アメリアは静かに、それらの声を受け止めてから、次の資料を掲げた。

「こちらは、カレジア村の教育制度、後継育成計画、災害対応マニュアル、通貨制度の記録、外交議事録、そして……議会記録簿でございます。わたくしたちの村は、“規模”ではなく“密度”で動いております。ひとりひとりが語り、ひとりひとりが投票し、失敗と調整を繰り返しながら、“今の形”に至ったのです」

「では質問を」

立ち上がったのは、長年“地方軽視”を公言してきた老貴族、マルデロ侯爵。

「令嬢。

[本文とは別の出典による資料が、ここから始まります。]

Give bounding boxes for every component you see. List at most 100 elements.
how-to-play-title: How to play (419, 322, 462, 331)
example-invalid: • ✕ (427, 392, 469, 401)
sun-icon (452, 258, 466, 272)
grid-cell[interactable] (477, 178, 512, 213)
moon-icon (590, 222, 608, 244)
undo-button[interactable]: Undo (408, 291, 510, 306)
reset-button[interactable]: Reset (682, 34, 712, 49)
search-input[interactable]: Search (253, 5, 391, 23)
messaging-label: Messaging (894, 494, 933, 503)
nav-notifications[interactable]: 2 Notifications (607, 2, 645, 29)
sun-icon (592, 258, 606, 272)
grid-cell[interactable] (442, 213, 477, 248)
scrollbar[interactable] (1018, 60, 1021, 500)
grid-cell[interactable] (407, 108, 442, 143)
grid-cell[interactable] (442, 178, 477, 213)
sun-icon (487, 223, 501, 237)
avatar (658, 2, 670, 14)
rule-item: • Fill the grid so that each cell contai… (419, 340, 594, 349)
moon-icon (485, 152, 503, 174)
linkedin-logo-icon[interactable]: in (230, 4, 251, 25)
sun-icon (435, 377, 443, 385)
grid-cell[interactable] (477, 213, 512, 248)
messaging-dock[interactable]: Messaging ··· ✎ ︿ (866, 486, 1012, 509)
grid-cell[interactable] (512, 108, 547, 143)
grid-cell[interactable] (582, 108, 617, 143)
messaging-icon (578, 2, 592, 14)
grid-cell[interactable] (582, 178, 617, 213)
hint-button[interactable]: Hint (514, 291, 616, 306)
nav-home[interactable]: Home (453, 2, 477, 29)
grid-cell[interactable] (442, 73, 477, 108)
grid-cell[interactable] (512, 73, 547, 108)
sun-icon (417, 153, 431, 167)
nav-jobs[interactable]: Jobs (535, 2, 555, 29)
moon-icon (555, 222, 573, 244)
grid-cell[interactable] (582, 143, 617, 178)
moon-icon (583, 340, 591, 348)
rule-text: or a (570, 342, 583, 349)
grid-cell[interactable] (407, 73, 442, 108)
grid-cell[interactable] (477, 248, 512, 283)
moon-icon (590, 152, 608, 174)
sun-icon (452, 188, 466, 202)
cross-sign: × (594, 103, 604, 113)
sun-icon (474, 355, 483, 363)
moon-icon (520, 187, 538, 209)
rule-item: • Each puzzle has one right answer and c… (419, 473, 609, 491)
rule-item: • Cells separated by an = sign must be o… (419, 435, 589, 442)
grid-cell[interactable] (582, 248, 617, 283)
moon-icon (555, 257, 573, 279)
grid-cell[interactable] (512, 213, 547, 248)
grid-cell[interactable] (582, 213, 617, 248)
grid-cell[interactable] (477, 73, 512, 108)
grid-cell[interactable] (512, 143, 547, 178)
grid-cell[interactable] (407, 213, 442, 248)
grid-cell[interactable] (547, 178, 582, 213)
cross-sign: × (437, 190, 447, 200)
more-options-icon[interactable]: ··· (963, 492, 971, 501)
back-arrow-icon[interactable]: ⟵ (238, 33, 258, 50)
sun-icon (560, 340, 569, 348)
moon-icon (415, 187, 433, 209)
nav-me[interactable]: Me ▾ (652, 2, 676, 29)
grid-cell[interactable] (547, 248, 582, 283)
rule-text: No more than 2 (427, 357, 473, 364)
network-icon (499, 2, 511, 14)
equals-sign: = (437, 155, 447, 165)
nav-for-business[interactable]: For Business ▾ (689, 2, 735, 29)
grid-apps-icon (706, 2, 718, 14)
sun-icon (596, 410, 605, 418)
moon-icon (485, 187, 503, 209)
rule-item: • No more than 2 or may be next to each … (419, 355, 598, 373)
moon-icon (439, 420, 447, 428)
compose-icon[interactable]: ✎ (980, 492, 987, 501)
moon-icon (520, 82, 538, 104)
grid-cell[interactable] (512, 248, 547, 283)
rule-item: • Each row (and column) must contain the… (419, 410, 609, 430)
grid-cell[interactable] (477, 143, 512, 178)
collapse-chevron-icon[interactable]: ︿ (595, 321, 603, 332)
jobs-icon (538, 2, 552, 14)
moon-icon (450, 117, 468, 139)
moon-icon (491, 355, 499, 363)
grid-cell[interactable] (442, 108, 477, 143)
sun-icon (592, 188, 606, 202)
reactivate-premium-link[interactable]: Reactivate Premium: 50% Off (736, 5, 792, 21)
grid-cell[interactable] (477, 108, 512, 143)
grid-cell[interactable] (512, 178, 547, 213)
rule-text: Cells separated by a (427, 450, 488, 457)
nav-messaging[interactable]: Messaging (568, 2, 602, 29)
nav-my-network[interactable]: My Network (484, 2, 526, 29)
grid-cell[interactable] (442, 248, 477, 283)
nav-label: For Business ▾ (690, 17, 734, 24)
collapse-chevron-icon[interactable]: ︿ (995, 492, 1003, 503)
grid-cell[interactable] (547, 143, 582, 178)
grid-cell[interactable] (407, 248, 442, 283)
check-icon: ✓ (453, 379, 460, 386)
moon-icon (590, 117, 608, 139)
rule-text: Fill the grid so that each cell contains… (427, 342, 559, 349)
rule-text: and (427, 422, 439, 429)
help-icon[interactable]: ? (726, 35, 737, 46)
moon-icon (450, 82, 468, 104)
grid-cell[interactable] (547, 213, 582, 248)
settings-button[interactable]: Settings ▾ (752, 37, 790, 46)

君の村の話は分かった。しかし、そのような“自治の楽園”がいくつも生まれたら、この王都の秩序はどうなる?」

「秩序とは、中央が作るものですか? それとも“信頼によって積み上げられる”ものですか?」

「……ほう」

「わたくしたちは、王都に敵意を持っておりません。ただ、“わたくしたちの暮らし方”を否定しないでいただきたいのです。辺境が、王都の一部になるのではありません。“王都が、国の全体を理解する”きっかけとなってほしい」

静寂。

その沈黙を破ったのは――拍手だった。

一人、二人、そして十数人。

議会の一角から、控えめに、しかし確かに。

第二王子アシュランも、その列のなかにいた。

「君の話は、正論ではなく、“誠意”だった。だから、響いたのだ」

議会の投票の結果。

カレジア村は「特認開拓自治村」として王都から認定され、開拓連盟全体にも「自治対話枠」が与えられることになった。

帰り道。
アメリアは、村の資料鞄をそっと抱きしめながら呟く。

「耕した言葉も、実るものなのですね……」

リリア「お嬢様、よかった……! すごく……すごく、かっこよかったです……!」

ルーク「拍手出たとこ、正直泣きそうになった……!」

ガストン「オレは門番ともう一回腕相撲してくる!!」

アメリアはくすりと笑って歩き出す。

王都という硬い土にも、ひとつ、“開拓の芽”が根づいた。